Cris Cyborg wants to fight Ronda Rousey. The Brazilian said so much on Monday’s edition of The MMA Hour, but the desire comes with a catch. Cyborg has never fought lower than 145 pounds, and she says it would be impossible to meet Rousey at 135 pounds, the division that Rousey currently reigns over.
So, she said, she would like to either fight Rousey at 145, or at a catch weight of 140 pounds.
On Wednesday, in no uncertain terms, Rousey said that the request is a non-starter. Blasting Cyborg for her previous steroid use, Rousey demanded that any fight between them would take place at 135.
In an interview on TSN Radio’s “The MMA Report with John Pollock,” the outspoken bantamweight champion, who already has her hands full with Sarah Kaufman on Saturday night, spoke hypothetically about Cyborg’s challenge.

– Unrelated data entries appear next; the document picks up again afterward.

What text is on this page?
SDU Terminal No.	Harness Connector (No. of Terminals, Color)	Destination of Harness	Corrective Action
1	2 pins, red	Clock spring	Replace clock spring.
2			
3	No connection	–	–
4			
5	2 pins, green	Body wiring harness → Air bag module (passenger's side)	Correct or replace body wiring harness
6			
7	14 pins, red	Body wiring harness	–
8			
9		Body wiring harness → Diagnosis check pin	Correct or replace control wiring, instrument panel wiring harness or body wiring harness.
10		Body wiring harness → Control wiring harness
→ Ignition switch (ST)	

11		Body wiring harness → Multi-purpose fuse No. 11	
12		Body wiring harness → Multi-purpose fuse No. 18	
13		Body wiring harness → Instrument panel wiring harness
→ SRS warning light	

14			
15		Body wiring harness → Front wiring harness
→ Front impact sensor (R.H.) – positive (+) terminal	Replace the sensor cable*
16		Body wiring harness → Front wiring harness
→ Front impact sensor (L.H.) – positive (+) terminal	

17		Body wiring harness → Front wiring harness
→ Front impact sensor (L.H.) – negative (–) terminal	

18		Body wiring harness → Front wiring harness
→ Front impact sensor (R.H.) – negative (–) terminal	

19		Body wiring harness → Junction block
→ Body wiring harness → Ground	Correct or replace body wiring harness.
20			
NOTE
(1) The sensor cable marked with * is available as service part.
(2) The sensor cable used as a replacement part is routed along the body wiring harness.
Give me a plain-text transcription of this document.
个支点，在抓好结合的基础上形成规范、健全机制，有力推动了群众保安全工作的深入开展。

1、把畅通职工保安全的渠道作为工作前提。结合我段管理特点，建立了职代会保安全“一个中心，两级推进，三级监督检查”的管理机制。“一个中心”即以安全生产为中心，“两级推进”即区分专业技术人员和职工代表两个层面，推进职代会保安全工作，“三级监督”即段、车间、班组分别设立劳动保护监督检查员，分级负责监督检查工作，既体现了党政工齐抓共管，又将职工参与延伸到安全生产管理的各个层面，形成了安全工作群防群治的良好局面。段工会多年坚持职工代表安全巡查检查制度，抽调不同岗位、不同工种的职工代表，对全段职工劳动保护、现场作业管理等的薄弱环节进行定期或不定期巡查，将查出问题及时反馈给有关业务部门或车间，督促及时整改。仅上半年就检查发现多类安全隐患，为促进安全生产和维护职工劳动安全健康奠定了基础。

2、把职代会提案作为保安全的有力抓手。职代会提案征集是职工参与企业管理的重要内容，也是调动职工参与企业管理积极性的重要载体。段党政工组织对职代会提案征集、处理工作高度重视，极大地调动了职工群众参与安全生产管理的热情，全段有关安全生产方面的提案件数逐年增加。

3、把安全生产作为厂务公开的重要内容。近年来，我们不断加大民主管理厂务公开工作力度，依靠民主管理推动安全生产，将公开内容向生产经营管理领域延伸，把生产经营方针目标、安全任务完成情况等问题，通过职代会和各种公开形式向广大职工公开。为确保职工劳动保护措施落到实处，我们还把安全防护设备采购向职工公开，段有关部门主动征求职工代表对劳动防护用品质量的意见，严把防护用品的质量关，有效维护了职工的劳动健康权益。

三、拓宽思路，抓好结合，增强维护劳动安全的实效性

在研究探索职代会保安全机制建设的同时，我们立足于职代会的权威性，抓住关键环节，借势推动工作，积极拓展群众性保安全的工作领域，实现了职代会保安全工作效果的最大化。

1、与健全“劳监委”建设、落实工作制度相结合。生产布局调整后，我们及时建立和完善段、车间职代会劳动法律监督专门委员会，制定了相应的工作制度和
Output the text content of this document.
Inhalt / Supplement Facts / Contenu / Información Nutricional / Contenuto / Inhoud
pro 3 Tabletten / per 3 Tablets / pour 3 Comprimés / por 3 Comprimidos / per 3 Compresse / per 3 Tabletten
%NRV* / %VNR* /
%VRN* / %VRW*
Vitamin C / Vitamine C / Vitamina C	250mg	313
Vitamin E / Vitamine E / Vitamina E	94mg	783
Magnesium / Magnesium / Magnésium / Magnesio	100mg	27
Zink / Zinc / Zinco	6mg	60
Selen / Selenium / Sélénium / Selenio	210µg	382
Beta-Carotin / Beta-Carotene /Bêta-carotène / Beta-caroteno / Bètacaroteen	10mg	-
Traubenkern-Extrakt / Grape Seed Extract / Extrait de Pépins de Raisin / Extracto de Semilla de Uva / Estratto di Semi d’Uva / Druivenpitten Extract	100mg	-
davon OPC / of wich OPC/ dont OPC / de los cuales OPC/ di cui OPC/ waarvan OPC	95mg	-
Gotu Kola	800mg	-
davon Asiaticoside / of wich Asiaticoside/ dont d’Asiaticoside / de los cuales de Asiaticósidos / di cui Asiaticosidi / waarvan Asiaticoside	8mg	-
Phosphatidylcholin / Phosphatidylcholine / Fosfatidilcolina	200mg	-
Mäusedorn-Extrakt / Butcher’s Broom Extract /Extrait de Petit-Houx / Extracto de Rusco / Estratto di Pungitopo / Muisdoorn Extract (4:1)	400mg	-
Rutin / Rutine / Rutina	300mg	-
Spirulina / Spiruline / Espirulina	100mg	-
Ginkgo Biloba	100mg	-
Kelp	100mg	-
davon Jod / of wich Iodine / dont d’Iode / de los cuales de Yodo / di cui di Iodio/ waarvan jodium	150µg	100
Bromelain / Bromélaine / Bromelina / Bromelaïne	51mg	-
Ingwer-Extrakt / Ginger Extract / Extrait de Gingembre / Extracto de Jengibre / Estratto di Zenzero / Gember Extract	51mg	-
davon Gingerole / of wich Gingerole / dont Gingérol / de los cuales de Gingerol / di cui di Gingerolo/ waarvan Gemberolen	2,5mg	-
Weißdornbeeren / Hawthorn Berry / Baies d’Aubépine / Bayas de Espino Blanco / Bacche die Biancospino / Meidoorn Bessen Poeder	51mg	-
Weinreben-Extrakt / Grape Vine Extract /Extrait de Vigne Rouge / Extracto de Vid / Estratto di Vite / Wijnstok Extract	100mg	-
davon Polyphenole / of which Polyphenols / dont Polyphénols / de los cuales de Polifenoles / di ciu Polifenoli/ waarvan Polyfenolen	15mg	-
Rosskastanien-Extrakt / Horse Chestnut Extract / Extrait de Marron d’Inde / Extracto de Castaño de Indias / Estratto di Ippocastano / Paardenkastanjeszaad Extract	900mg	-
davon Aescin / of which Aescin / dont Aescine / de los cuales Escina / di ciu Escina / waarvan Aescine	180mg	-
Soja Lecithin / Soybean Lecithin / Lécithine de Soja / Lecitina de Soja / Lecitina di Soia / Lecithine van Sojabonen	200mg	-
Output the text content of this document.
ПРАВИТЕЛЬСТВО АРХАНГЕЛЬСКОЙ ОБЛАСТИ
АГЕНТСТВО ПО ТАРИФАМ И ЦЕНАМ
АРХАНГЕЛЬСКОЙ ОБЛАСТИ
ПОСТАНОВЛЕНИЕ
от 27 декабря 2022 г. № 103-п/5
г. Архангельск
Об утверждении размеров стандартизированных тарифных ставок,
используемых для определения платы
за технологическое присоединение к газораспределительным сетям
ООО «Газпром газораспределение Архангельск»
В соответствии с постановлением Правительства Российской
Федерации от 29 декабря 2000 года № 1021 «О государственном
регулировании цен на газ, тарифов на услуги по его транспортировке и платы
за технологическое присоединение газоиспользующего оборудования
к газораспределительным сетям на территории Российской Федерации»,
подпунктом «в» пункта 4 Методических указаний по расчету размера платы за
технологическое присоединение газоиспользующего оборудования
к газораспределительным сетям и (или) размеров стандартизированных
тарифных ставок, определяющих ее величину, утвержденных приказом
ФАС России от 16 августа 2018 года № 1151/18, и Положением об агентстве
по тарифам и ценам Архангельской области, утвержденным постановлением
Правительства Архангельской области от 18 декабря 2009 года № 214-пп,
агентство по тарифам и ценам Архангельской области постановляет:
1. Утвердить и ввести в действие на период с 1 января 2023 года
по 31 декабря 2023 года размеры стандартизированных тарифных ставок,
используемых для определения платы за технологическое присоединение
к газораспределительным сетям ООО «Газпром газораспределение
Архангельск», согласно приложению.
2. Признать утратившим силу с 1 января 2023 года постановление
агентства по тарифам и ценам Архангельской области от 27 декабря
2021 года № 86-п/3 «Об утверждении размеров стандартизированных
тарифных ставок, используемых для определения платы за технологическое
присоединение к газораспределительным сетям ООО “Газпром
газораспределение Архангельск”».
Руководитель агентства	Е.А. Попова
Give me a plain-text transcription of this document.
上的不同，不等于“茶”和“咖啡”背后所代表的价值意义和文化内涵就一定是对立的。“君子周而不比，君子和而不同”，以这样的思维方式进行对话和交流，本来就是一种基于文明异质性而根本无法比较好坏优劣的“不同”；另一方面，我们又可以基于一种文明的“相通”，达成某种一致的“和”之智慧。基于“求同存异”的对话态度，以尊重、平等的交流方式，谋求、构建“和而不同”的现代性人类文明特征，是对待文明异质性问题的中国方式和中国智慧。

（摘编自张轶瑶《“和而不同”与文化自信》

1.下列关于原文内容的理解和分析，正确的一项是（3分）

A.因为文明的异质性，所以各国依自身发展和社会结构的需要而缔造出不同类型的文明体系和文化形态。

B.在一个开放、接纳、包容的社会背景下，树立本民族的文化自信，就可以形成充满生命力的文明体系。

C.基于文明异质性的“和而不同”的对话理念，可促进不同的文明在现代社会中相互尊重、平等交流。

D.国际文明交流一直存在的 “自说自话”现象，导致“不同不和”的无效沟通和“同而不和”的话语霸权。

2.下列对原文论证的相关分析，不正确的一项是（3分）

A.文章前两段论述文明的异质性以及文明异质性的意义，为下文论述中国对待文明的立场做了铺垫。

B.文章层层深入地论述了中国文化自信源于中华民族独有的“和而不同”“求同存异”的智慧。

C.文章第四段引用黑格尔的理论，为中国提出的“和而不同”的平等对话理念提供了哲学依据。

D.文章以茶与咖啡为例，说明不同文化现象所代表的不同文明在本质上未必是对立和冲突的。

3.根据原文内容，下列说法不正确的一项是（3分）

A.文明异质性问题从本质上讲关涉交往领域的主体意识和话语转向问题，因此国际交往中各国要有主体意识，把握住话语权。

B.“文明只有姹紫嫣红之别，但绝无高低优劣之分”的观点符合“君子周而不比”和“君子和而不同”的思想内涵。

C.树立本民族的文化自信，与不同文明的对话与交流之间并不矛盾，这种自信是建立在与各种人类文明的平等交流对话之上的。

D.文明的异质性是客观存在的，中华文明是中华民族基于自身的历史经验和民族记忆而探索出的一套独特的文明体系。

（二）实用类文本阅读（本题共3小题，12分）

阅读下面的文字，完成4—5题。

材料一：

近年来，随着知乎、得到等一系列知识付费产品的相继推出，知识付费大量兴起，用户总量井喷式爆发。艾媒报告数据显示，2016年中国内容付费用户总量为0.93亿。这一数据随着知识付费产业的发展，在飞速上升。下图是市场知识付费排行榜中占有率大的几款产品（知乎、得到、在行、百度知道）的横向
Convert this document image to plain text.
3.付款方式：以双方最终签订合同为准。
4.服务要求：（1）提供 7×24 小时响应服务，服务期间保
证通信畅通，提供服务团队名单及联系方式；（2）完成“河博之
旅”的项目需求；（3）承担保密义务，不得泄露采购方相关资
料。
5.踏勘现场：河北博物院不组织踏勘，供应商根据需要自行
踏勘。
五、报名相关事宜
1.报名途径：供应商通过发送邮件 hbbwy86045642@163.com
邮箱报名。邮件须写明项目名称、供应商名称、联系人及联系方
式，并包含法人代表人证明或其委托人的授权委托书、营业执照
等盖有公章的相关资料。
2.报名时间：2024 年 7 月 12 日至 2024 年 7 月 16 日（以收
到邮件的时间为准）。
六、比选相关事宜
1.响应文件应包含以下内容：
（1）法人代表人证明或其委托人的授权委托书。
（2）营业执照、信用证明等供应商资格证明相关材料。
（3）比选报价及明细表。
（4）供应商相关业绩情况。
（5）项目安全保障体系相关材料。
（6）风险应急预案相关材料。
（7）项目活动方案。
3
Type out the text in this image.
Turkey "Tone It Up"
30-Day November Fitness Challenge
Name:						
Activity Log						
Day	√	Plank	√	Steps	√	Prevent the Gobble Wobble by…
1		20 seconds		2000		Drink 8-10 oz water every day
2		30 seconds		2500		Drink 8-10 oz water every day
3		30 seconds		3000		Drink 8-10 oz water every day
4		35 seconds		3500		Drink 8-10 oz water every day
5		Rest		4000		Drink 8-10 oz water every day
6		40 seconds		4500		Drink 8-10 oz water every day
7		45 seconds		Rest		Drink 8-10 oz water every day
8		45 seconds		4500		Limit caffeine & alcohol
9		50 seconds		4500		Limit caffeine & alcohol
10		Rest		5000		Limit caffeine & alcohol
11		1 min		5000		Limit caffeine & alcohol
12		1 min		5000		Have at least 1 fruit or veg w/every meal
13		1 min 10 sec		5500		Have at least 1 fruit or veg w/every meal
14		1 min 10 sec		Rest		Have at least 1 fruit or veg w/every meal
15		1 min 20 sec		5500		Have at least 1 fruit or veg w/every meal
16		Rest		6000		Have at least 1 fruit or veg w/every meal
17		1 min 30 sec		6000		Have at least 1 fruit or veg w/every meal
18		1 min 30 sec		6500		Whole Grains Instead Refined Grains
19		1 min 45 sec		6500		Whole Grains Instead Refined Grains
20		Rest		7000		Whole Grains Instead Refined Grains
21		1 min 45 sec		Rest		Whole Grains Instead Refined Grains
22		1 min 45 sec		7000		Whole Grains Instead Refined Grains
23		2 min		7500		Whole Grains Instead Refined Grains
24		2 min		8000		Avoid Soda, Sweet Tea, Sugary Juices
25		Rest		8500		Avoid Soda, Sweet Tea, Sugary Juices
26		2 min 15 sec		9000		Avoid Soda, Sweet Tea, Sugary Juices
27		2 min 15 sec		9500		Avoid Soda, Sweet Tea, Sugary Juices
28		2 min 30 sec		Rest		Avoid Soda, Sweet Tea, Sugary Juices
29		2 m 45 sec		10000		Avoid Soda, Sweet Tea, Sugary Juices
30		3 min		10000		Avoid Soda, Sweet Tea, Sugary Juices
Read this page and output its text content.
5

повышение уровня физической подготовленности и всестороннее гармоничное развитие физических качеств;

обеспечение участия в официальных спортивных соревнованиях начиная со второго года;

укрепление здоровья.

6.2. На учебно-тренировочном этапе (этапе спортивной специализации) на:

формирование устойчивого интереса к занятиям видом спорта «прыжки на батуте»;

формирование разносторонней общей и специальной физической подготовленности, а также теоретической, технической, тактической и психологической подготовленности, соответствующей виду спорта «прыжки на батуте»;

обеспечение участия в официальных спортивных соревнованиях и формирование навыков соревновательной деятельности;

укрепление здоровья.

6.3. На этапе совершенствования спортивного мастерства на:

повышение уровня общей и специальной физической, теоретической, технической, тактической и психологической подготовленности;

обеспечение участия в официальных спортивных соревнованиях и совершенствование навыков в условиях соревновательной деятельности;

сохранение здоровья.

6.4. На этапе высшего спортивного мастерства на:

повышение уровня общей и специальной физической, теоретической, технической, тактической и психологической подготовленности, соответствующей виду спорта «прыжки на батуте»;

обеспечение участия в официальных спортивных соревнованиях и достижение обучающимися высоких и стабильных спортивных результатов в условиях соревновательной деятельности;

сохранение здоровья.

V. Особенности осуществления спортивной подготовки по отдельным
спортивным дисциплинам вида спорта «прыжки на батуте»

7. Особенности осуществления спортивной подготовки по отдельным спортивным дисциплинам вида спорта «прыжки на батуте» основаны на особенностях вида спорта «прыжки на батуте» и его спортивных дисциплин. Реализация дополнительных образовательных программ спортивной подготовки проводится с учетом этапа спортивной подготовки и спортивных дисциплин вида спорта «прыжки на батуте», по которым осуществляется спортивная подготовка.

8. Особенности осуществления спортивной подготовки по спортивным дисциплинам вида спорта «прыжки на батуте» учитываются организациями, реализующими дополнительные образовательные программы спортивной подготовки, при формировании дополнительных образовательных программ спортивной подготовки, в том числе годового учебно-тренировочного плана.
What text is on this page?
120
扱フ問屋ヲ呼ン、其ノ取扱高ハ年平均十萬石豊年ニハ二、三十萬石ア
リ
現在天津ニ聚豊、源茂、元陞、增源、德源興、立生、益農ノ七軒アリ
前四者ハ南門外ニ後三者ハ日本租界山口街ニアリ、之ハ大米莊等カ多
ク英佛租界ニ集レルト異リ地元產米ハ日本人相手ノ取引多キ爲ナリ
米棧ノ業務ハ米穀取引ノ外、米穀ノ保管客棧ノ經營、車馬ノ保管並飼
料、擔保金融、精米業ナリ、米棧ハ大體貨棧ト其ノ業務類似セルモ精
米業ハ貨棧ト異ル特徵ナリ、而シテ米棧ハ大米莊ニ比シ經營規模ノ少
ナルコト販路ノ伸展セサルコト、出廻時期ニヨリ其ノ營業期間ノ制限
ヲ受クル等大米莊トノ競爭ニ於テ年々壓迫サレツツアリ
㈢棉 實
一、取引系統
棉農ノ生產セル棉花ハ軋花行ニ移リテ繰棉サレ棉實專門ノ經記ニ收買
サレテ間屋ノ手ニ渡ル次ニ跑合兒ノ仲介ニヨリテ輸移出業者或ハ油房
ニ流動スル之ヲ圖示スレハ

She did not hold back on her feelings.
“If she wants to fight me than she is going to have to find a way to come down to 135,” she said. “We’ll see how she does in a fair fight for once in her life. She has a history of coming in overweight to fights and I wouldn’t doubt that if we agreed to some sort of catchweight at 140, she’d show up at 145 anyway and be like ‘ah whatever, fight or not.’ She’s done this many times before. I don’t owe her anything. She’s completely defamed, and anything she’s ever done is nothing because she is a big old cheater and she’s been doping her whole life. And I think part of the reason why people like Dana [White] think there is a lack of depth in all these divisions is because this girl is doping and making everybody look like they aren’t in her league. And I think the reason why people look at women’s MMA like that was because of her. She is nothing but a detriment to the sport and the only positive she could play is an Ivan Drago bad guy that gets beat to hell by a Rocky. So no, she can come down and fight me at 135 because I have a whole line of other people that want to fight me already and I don’t owe her anything.
“I don’t need to come up and it’s just like, why would I even want to come up to her weight?” she continued. “Stop doping, lose the weight. She can either do the drugs and fight me at 135 and have the drugs be just as much a detriment as a help to her during the weight cut, or she can cut out all the doping and make the weight easily. It’s just whatever. As long as she makes 135, I don’t care if she’s injecting horse semen into her eyeballs but that’s the only way I feel it would be a fair fight. She’s never had a fair fight in her life and I see how the prospect of that would scare the hell out of her and why she would insist at fighting heavier.”
Cyborg’s year-long suspension for the steroid stanozolol does not end until December.
At that time, it’s possible she won’t have a 145-pound division to return to.
There has not yet been a single Strikeforce women’s featherweight match contested in 2012, and none have been scheduled. The last time two women fought at 145 in a Strikeforce cage? It was Cyborg’s final bout before being suspended. Afterward, UFC president Dana White seemed to cast doubt on the future of the division. To date, no public announcements have been made about its fate.
If Rousey can cement her status as the 135-pound champion, that might further force Cyborg’s hand in moving down. There’s always been a noted dearth of talent at the higher weight class, and with more competition among bantamweights, Cyborg might be made to adapt or move on.